Conduct risk is being taken seriously by the Financial Conduct Authority, especially when it comes to pensions advice, James Dingwall has said.
The chief executive of Thistle Initiatives said: "The FCA's firm view is that the advice standards given by advisers are set at the top, around what the firm should be achieving as well as positive outcomes for consumers."
Mr Dingwall said the expectations were clear: that advice firms must be able to deliver good outcomes for consumers, and to evidence this.
He said: "The evidence is achieved by collating really good information on their clients and following this through to really good advice.
"It is important that advice does not just happen at the outset, but that there is a continuation of a relationship throughout the client cycle."
Keith Richards, chief executive of the Personal Finance Society, said it was clear the FCA has already been focusing its attention on whether advice has been suitable.
In its latest thematic review on suitability, the FCA revealed that more than 93 per cent of cases it had reviewed met regulatory standards.
However, 2.5 per cent were unclear but the concerns stemmed around 4 per cent which were not compliant.
Mr Richards said: "The FCA was concerned about potential risks of conflict of interest, in particular through defined benefit (DB) transfers, where the adviser's fee might still be contingent on a transfer itself."
Both said it was essential that retirement advice had to be suitable, not just for the client's sake in terms of outcomes, but also for the adviser's sake in terms of the risk to their business should the advice be found to have been unsuitable.

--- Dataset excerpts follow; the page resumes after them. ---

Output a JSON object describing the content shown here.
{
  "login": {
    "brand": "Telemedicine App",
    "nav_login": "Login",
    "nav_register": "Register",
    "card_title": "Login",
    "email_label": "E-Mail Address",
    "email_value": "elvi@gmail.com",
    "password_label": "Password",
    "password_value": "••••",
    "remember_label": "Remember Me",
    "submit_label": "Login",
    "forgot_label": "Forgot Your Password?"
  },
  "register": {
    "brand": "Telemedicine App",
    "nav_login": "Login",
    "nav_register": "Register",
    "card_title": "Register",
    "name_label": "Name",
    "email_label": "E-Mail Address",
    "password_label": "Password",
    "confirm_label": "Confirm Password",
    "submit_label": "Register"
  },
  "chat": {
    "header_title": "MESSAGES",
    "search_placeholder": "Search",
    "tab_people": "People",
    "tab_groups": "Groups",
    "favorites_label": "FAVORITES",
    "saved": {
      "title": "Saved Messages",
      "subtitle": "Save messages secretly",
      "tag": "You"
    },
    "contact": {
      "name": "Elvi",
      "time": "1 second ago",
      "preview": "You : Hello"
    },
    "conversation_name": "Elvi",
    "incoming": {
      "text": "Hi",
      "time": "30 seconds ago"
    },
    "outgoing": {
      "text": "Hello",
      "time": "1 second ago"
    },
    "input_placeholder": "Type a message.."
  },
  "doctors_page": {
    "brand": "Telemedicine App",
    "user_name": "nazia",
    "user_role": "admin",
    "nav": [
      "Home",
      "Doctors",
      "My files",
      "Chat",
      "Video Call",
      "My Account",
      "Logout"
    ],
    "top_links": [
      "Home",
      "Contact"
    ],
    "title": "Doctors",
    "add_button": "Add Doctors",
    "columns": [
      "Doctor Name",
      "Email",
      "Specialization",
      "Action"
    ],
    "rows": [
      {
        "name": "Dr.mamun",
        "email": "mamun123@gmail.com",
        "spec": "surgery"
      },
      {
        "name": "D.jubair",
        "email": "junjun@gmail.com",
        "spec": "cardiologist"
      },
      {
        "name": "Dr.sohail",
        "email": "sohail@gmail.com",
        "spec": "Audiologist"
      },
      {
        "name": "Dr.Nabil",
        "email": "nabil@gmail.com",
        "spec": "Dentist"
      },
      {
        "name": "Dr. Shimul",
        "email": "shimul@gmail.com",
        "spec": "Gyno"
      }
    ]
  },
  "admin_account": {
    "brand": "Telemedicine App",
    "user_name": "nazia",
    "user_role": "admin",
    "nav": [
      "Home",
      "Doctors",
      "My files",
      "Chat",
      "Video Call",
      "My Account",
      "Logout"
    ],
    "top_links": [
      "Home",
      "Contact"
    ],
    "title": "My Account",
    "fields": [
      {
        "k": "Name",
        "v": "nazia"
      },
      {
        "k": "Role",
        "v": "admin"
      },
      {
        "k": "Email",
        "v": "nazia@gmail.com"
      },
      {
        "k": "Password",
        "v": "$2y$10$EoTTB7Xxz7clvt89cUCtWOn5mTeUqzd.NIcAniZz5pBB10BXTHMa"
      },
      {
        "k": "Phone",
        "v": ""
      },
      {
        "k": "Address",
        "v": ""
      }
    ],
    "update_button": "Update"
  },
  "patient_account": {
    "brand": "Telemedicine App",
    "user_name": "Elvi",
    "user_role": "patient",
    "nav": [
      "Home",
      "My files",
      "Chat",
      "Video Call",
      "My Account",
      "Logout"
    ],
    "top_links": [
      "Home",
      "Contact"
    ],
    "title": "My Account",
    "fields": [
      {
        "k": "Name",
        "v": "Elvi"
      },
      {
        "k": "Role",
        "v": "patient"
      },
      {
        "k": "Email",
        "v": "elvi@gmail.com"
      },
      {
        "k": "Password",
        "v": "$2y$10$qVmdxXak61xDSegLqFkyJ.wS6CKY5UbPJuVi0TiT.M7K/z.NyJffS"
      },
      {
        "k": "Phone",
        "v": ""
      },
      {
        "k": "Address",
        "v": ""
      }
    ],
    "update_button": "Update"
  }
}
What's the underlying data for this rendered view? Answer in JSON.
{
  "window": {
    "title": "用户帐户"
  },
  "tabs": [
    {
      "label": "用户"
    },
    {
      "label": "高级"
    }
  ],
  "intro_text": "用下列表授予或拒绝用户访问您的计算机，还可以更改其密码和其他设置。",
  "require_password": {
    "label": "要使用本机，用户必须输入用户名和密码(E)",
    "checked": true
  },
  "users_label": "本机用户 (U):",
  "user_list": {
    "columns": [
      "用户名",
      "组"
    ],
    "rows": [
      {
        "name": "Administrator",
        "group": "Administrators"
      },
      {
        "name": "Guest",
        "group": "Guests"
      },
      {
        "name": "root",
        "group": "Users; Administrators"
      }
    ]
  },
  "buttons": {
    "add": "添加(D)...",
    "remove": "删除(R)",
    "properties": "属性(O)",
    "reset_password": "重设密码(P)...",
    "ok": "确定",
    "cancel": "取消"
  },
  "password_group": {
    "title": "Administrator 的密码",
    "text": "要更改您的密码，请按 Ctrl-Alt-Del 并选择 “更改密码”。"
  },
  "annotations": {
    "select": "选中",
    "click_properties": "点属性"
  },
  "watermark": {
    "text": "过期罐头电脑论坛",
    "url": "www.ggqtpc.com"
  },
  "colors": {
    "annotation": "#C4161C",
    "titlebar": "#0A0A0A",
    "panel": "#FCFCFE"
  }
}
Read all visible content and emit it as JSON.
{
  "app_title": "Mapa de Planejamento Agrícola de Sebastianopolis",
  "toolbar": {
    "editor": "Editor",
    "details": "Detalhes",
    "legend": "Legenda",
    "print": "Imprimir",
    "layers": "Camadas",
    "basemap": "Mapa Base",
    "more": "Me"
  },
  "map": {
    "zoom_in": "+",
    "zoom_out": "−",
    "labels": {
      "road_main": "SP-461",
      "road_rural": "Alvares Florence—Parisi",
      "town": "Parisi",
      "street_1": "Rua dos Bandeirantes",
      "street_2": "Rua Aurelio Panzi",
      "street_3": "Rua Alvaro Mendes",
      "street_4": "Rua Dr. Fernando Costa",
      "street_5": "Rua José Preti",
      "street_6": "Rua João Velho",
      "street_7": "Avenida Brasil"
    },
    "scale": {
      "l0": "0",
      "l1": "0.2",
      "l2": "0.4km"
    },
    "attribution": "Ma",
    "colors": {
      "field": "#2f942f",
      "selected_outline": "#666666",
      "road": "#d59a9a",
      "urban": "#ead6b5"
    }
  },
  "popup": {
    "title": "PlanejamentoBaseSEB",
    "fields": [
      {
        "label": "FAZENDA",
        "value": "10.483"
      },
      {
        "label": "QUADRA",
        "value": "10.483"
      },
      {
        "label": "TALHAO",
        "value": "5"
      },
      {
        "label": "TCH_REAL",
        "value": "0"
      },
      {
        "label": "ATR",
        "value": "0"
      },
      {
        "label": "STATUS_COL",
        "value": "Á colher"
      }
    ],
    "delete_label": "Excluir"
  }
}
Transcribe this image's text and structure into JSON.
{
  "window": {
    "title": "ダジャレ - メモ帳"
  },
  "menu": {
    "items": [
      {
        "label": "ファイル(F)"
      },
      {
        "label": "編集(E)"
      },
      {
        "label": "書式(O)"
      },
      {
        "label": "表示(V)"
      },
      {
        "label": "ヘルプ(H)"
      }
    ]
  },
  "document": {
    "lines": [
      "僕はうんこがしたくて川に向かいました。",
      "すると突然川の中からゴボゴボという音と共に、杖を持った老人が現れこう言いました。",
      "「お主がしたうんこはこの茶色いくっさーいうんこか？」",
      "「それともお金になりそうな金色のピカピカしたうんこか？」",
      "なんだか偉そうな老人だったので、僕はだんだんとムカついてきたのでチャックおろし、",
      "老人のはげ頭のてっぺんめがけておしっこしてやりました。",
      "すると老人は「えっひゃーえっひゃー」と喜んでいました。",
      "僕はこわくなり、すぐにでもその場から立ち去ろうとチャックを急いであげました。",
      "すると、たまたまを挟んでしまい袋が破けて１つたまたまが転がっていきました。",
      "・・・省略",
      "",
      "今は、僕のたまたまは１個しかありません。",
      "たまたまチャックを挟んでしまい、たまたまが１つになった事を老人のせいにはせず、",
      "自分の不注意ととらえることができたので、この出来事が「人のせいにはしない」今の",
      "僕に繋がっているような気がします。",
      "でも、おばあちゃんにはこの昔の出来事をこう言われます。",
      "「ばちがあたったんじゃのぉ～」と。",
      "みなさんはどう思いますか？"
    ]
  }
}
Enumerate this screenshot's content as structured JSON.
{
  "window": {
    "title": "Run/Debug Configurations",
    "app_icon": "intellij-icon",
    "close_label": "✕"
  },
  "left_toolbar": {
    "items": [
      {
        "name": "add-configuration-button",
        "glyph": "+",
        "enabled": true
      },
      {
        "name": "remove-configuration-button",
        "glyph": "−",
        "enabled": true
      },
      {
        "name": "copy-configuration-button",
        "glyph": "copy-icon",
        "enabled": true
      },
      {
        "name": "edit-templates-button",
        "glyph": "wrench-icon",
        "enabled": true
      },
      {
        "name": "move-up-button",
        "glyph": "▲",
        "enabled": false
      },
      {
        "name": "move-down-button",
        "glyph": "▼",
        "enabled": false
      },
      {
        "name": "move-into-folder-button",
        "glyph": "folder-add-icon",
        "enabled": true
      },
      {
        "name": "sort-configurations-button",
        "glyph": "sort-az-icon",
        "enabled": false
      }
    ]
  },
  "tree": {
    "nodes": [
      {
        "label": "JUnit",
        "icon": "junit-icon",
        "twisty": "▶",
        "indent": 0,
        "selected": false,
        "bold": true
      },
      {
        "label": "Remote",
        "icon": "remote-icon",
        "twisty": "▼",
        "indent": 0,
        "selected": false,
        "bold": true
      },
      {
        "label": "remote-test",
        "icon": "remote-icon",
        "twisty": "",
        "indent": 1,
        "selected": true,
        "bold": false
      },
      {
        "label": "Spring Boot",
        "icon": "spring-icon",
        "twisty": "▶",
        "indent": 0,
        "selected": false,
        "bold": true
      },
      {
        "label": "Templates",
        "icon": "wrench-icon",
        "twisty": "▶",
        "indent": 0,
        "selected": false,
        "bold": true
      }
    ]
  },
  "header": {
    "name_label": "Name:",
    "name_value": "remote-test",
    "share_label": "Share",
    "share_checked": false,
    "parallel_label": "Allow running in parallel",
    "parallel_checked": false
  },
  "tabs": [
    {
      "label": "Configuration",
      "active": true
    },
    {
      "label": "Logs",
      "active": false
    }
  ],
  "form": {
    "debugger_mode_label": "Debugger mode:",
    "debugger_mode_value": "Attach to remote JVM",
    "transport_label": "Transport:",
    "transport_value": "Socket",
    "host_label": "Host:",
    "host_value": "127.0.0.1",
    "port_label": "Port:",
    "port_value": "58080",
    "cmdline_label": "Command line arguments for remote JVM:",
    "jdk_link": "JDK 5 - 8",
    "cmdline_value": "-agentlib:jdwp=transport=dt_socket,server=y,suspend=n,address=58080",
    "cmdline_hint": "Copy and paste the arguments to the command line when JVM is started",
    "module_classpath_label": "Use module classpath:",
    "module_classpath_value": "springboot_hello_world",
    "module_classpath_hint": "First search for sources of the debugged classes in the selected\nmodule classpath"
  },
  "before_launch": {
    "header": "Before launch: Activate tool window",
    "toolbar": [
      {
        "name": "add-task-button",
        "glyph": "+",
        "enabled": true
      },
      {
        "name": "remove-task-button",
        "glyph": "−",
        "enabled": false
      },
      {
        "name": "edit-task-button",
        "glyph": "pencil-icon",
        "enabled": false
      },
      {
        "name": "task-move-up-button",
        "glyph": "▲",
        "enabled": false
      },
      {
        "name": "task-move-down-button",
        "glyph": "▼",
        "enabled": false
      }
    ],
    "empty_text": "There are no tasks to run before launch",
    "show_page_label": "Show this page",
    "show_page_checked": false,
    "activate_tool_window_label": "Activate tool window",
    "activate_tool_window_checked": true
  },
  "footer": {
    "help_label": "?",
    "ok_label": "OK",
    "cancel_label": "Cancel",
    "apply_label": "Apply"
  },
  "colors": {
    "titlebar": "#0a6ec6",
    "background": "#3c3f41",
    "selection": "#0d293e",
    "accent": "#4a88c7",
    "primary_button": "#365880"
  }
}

Therefore, there should be measures put in place by the advisory firm to ensure it is meeting the FCA's expectations around conduct risk and suitability.
Mr Dingwall said: "Conduct risk should be set up from the board, and how the firm wants to conduct with its clients around its advice process.
"A firm's advice process manual should set out exactly what advisers should be doing. You can't always have black-and-white approaches, but it is important this is absolutely clear and defines what type of advice you are going to give as an adviser to your client."
The need for complete suitability of advice is clear, especially when it comes to pensions and retirement planning, Mr Richards said.
He commented: "We cannot underestimate longevity risk, fluctuations in markets, volatility, sequencing risk. We have people living longer now but this means there is a need for income, which is starting to be a major concern.
"Getting the advice right is absolutely crucial. But advisers are in a very strong position. The government mandates the need for professional advice in its own legislation.